Much is being made of the impact the Australia-led Coral Sea Cable System (CSCS) could have on the e-commerce market. Once the CSCS is fully operational in early 2020, it will provide an additional fourfibre-pair link and add 20 Tbps of data capacity to PNG (see ICT analysis). The CSCS will be complemented by the Huawei-led National Transmission Network, which together should significantly improve internet speeds, reliability and affordability as 4G services become available in urban centres nationwide.

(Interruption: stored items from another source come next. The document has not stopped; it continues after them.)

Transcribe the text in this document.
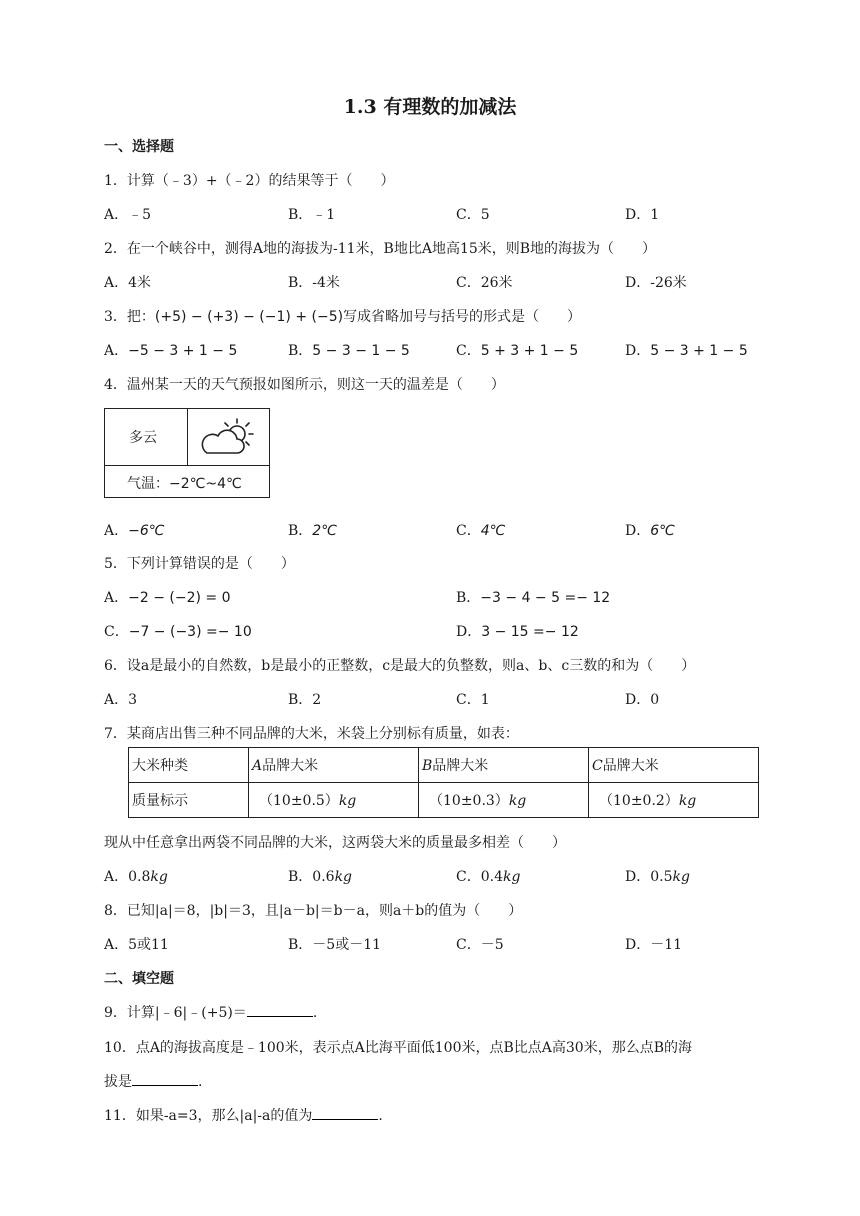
1.3 有理数的加减法
一、选择题
1．计算（﹣3）+（﹣2）的结果等于（　　）
A．﹣5	B．﹣1	C．5	D．1
2．在一个峡谷中，测得A地的海拔为-11米，B地比A地高15米，则B地的海拔为（　　）
A．4米	B．-4米	C．26米	D．-26米
3．把：(+5) − (+3) − (−1) + (−5)写成省略加号与括号的形式是（　　）
A．−5 − 3 + 1 − 5	B．5 − 3 − 1 − 5	C．5 + 3 + 1 − 5	D．5 − 3 + 1 − 5
4．温州某一天的天气预报如图所示，则这一天的温差是（　　）
多云
气温：−2℃~4℃
A．−6℃	B．2℃	C．4℃	D．6℃
5．下列计算错误的是（　　）
A．−2 − (−2) = 0	B．−3 − 4 − 5 =− 12
C．−7 − (−3) =− 10	D．3 − 15 =− 12
6．设a是最小的自然数，b是最小的正整数，c是最大的负整数，则a、b、c三数的和为（　　）
A．3	B．2	C．1	D．0
7．某商店出售三种不同品牌的大米，米袋上分别标有质量，如表：
大米种类	A品牌大米	B品牌大米	C品牌大米
质量标示	（10±0.5）kg	（10±0.3）kg	（10±0.2）kg
现从中任意拿出两袋不同品牌的大米，这两袋大米的质量最多相差（　　）
A．0.8kg	B．0.6kg	C．0.4kg	D．0.5kg
8．已知|a|＝8，|b|＝3，且|a－b|＝b－a，则a＋b的值为（　　）
A．5或11	B．－5或－11	C．－5	D．－11
二、填空题
9．计算|﹣6|﹣(+5)＝	.
10．点A的海拔高度是﹣100米，表示点A比海平面低100米，点B比点A高30米，那么点B的海
拔是	.
11．如果-a=3，那么|a|-a的值为	.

However, securing power supply remains a primary logistical challenge, particularly for retailers of perishable goods. “We still incur a lot of losses even with backup generators,” Patel told OBG. “Having said that, we’re betting big on digital, and have a three-year digital strategy in place, including looking at e-commerce, microbanking and digital currencies,” he said, adding that the group had already completed home deliveries via online orders. Other stakeholders agreed digitalisation will likely be transformational, but cautioned that realistically it will be at least five years until anything approaching seamless e-commerce can be achieved. “ICT improvements will unlock huge benefits in terms of cost effectiveness,” Clough told OBG. “It will be easier to compare and place orders, and find local alternatives to imports. In addition to cost reduction, there will be new marketing opportunities.”
PNG has 780,000 active social media users, the vast majority on Facebook, providing substantial potential for digital marketers. “However, for now ICT is more about engaging with corporate partners than promoting e-commerce,” Clough said, suggesting that more could be done by the central bank to provide a secure digital payment infrastructure.

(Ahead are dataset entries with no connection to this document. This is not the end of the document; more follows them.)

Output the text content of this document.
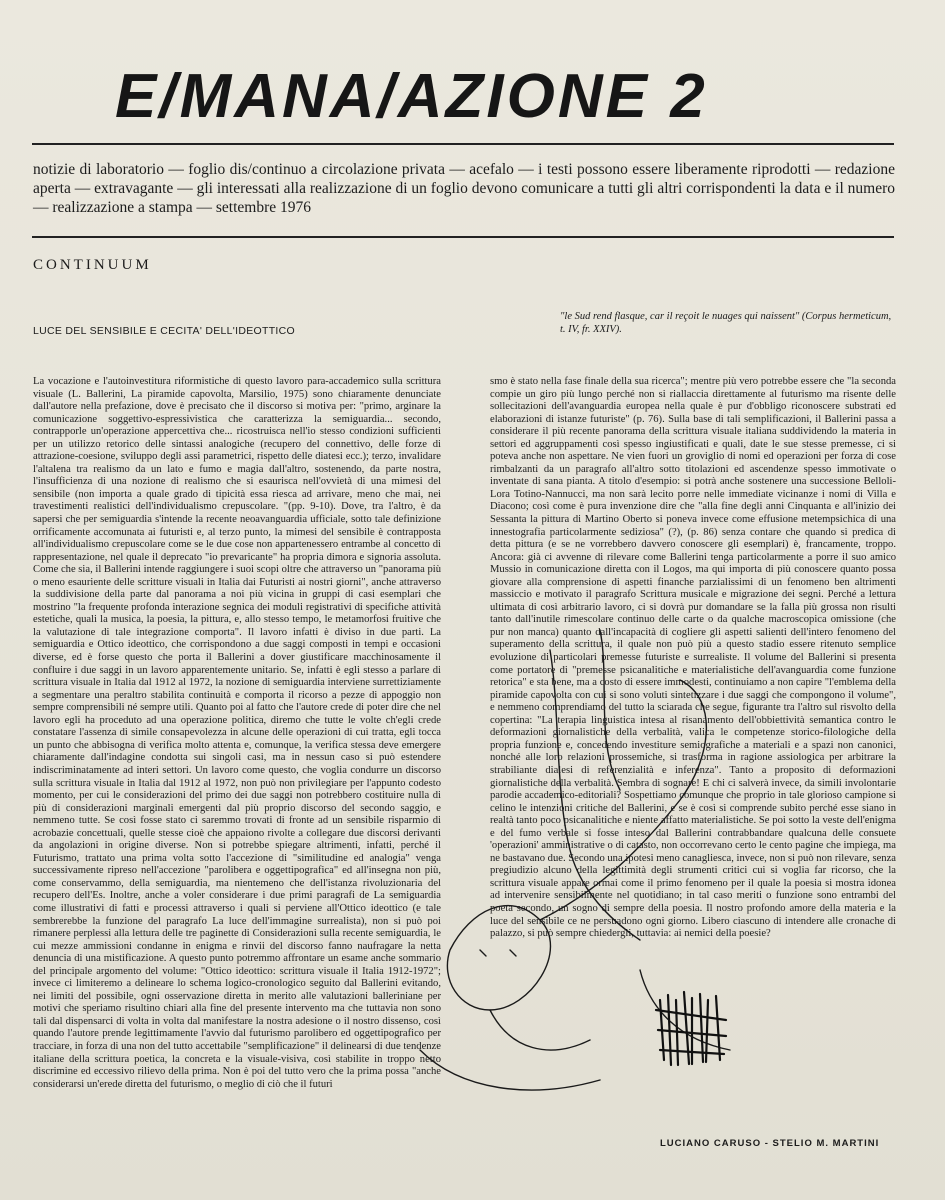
E/MANA/AZIONE 2
notizie di laboratorio — foglio dis/continuo a circolazione privata — acefalo — i testi possono essere liberamente riprodotti — redazione aperta — extravagante — gli interessati alla realizzazione di un foglio devono comunicare a tutti gli altri corrispondenti la data e il numero — realizzazione a stampa — settembre 1976
CONTINUUM
LUCE DEL SENSIBILE E CECITA' DELL'IDEOTTICO
"le Sud rend flasque, car il reçoit le nuages qui naissent" (Corpus hermeticum, t. IV, fr. XXIV).
La vocazione e l'autoinvestitura riformistiche di questo lavoro para-accademico sulla scrittura visuale (L. Ballerini, La piramide capovolta, Marsilio, 1975) sono chiaramente denunciate dall'autore nella prefazione, dove è precisato che il discorso si motiva per: "primo, arginare la comunicazione soggettivo-espressivistica che caratterizza la semiguardia... secondo, contrapporle un'operazione appercettiva che... ricostruisca nell'io stesso condizioni sufficienti per un utilizzo retorico delle sintassi analogiche (recupero del connettivo, delle forze di attrazione-coesione, sviluppo degli assi parametrici, rispetto delle diatesi ecc.); terzo, invalidare l'altalena tra realismo da un lato e fumo e magia dall'altro, sostenendo, da parte nostra, l'insufficienza di una nozione di realismo che si esaurisca nell'ovvietà di una mimesi del sensibile (non importa a quale grado di tipicità essa riesca ad arrivare, meno che mai, nei travestimenti realistici dell'individualismo crepuscolare. "(pp. 9-10). Dove, tra l'altro, è da sapersi che per semiguardia s'intende la recente neoavanguardia ufficiale, sotto tale definizione orrificamente accomunata ai futuristi e, al terzo punto, la mimesi del sensibile è contrapposta all'individualismo crepuscolare come se le due cose non appartenessero entrambe al concetto di rappresentazione, nel quale il deprecato "io prevaricante" ha propria dimora e signoria assoluta. Come che sia, il Ballerini intende raggiungere i suoi scopi oltre che attraverso un "panorama più o meno esauriente delle scritture visuali in Italia dai Futuristi ai nostri giorni", anche attraverso la suddivisione della parte dal panorama a noi più vicina in gruppi di casi esemplari che mostrino "la frequente profonda interazione segnica dei moduli registrativi di specifiche attività estetiche, quali la musica, la poesia, la pittura, e, allo stesso tempo, le metamorfosi fruitive che la valutazione di tale integrazione comporta". Il lavoro infatti è diviso in due parti. La semiguardia e Ottico ideottico, che corrispondono a due saggi composti in tempi e occasioni diverse, ed è forse questo che porta il Ballerini a dover giustificare macchinosamente il confluire i due saggi in un lavoro apparentemente unitario. Se, infatti è egli stesso a parlare di scrittura visuale in Italia dal 1912 al 1972, la nozione di semiguardia interviene surrettiziamente a segmentare una peraltro stabilita continuità e comporta il ricorso a pezze di appoggio non sempre comprensibili né sempre utili. Quanto poi al fatto che l'autore crede di poter dire che nel lavoro egli ha proceduto ad una operazione politica, diremo che tutte le volte ch'egli crede constatare l'assenza di simile consapevolezza in alcune delle operazioni di cui tratta, egli tocca un punto che abbisogna di verifica molto attenta e, comunque, la verifica stessa deve emergere chiaramente dall'indagine condotta sui singoli casi, ma in nessun caso si può estendere indiscriminatamente ad interi settori. Un lavoro come questo, che voglia condurre un discorso sulla scrittura visuale in Italia dal 1912 al 1972, non può non privilegiare per l'appunto codesto momento, per cui le considerazioni del primo dei due saggi non potrebbero costituire nulla di più di considerazioni marginali emergenti dal più proprio discorso del secondo saggio, e nemmeno tutte. Se così fosse stato ci saremmo trovati di fronte ad un sensibile risparmio di acrobazie concettuali, quelle stesse cioè che appaiono rivolte a collegare due discorsi derivanti da angolazioni in origine diverse. Non si potrebbe spiegare altrimenti, infatti, perché il Futurismo, trattato una prima volta sotto l'accezione di "similitudine ed analogia" venga successivamente ripreso nell'accezione "parolibera e oggettipografica" ed all'insegna non più, come conservammo, della semiguardia, ma nientemeno che dell'istanza rivoluzionaria del recupero dell'Es. Inoltre, anche a voler considerare i due primi paragrafi de La semiguardia come illustrativi di fatti e processi attraverso i quali si perviene all'Ottico ideottico (e tale sembrerebbe la funzione del paragrafo La luce dell'immagine surrealista), non si può poi rimanere perplessi alla lettura delle tre paginette di Considerazioni sulla recente semiguardia, le cui mezze ammissioni condanne in enigma e rinvii del discorso fanno naufragare la netta denuncia di una mistificazione. A questo punto potremmo affrontare un esame anche sommario del principale argomento del volume: "Ottico ideottico: scrittura visuale il Italia 1912-1972"; invece ci limiteremo a delineare lo schema logico-cronologico seguito dal Ballerini evitando, nei limiti del possibile, ogni osservazione diretta in merito alle valutazioni balleriniane per motivi che speriamo risultino chiari alla fine del presente intervento ma che tuttavia non sono tali dal dispensarci di volta in volta dal manifestare la nostra adesione o il nostro dissenso, così quando l'autore prende legittimamente l'avvio dal futurismo parolibero ed oggettipografico per tracciare, in forza di una non del tutto accettabile "semplificazione" il delinearsi di due tendenze italiane della scrittura poetica, la concreta e la visuale-visiva, così stabilite in troppo netto discrimine ed eccessivo rilievo della prima. Non è poi del tutto vero che la prima possa "anche considerarsi un'erede diretta del futurismo, o meglio di ciò che il futuri
smo è stato nella fase finale della sua ricerca"; mentre più vero potrebbe essere che "la seconda compie un giro più lungo perché non si riallaccia direttamente al futurismo ma risente delle sollecitazioni dell'avanguardia europea nella quale è pur d'obbligo riconoscere substrati ed elaborazioni di istanze futuriste" (p. 76). Sulla base di tali semplificazioni, il Ballerini passa a considerare il più recente panorama della scrittura visuale italiana suddividendo la materia in settori ed aggruppamenti così spesso ingiustificati e quali, date le sue stesse premesse, ci si poteva anche non aspettare. Ne vien fuori un groviglio di nomi ed operazioni per forza di cose rimbalzanti da un paragrafo all'altro sotto titolazioni ed ascendenze spesso immotivate o inventate di sana pianta. A titolo d'esempio: si potrà anche sostenere una successione Belloli-Lora Totino-Nannucci, ma non sarà lecito porre nelle immediate vicinanze i nomi di Villa e Diacono; così come è pura invenzione dire che "alla fine degli anni Cinquanta e all'inizio dei Sessanta la pittura di Martino Oberto si poneva invece come effusione metempsichica di una innestografia particolarmente sediziosa" (?), (p. 86) senza contare che quando si predica di detta pittura (e se ne vorrebbero davvero conoscere gli esemplari) è, francamente, troppo. Ancora: già ci avvenne di rilevare come Ballerini tenga particolarmente a porre il suo amico Mussio in comunicazione diretta con il Logos, ma qui importa di più conoscere quanto possa giovare alla comprensione di aspetti finanche parzialissimi di un fenomeno ben altrimenti massiccio e motivato il paragrafo Scrittura musicale e migrazione dei segni. Perché a lettura ultimata di così arbitrario lavoro, ci si dovrà pur domandare se la falla più grossa non risulti tanto dall'inutile rimescolare continuo delle carte o da qualche macroscopica omissione (che pur non manca) quanto dall'incapacità di cogliere gli aspetti salienti dell'intero fenomeno del superamento della scrittura, il quale non può più a questo stadio essere ritenuto semplice evoluzione di particolari premesse futuriste e surrealiste. Il volume del Ballerini si presenta come portatore di "premesse psicanalitiche e materialistiche dell'avanguardia come funzione retorica" e sta bene, ma a costo di essere immodesti, continuiamo a non capire "l'emblema della piramide capovolta con cui si sono voluti sintetizzare i due saggi che compongono il volume", e nemmeno comprendiamo del tutto la sciarada che segue, figurante tra l'altro sul risvolto della copertina: "La terapia linguistica intesa al risanamento dell'obbiettività semantica contro le deformazioni giornalistiche della verbalità, valica le competenze storico-filologiche della propria funzione e, concedendo investiture semiografiche a materiali e a spazi non canonici, nonché alle loro relazioni prossemiche, si trasforma in ragione assiologica per arbitrare la strabiliante dialesi di referenzialità e inferenza". Tanto a proposito di deformazioni giornalistiche della verbalità. Sembra di sognare! E chi ci salverà invece, da simili involontarie parodie accademico-editoriali? Sospettiamo comunque che proprio in tale glorioso campione si celino le intenzioni critiche del Ballerini, e se è così si comprende subito perché esse siano in realtà tanto poco psicanalitiche e niente affatto materialistiche. Se poi sotto la veste dell'enigma e del fumo verbale si fosse inteso dal Ballerini contrabbandare qualcuna delle consuete 'operazioni' amministrative o di catasto, non occorrevano certo le cento pagine che impiega, ma ne bastavano due. Secondo una ipotesi meno canagliesca, invece, non si può non rilevare, senza pregiudizio alcuno della legittimità degli strumenti critici cui si voglia far ricorso, che la scrittura visuale appare ormai come il primo fenomeno per il quale la poesia si mostra idonea ad intervenire sensibilmente nel quotidiano; in tal caso meriti o funzione sono entrambi del poeta secondo, un sogno di sempre della poesia. Il nostro profondo amore della materia e la luce del sensibile ce ne persuadono ogni giorno. Libero ciascuno di intendere alle cronache di palazzo, si può sempre chiedergli, tuttavia: ai nemici della poesie?
LUCIANO CARUSO - STELIO M. MARTINI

Given the low base provided by a challenging 2018, PNG’s retail sector is on track for a solid rebound throughout the course of 2019 and beyond. A series of natural resource projects are slated to lift growth, while discretionary spending has retailers investing in shop floor space, storage and logistics facilities. There are incremental signs that PNG is at the start of an upswing, which should aid plans for a digital commercial marketplace, as long as the country can resolve basic issues faced by retailers revolving around fair competition, reliable access to power, and cost-effective and timely transport infrastructure. For the time being, PNG’s policymakers and business community can help retailers capitalise on resource project success, digital connectivity and steady population growth.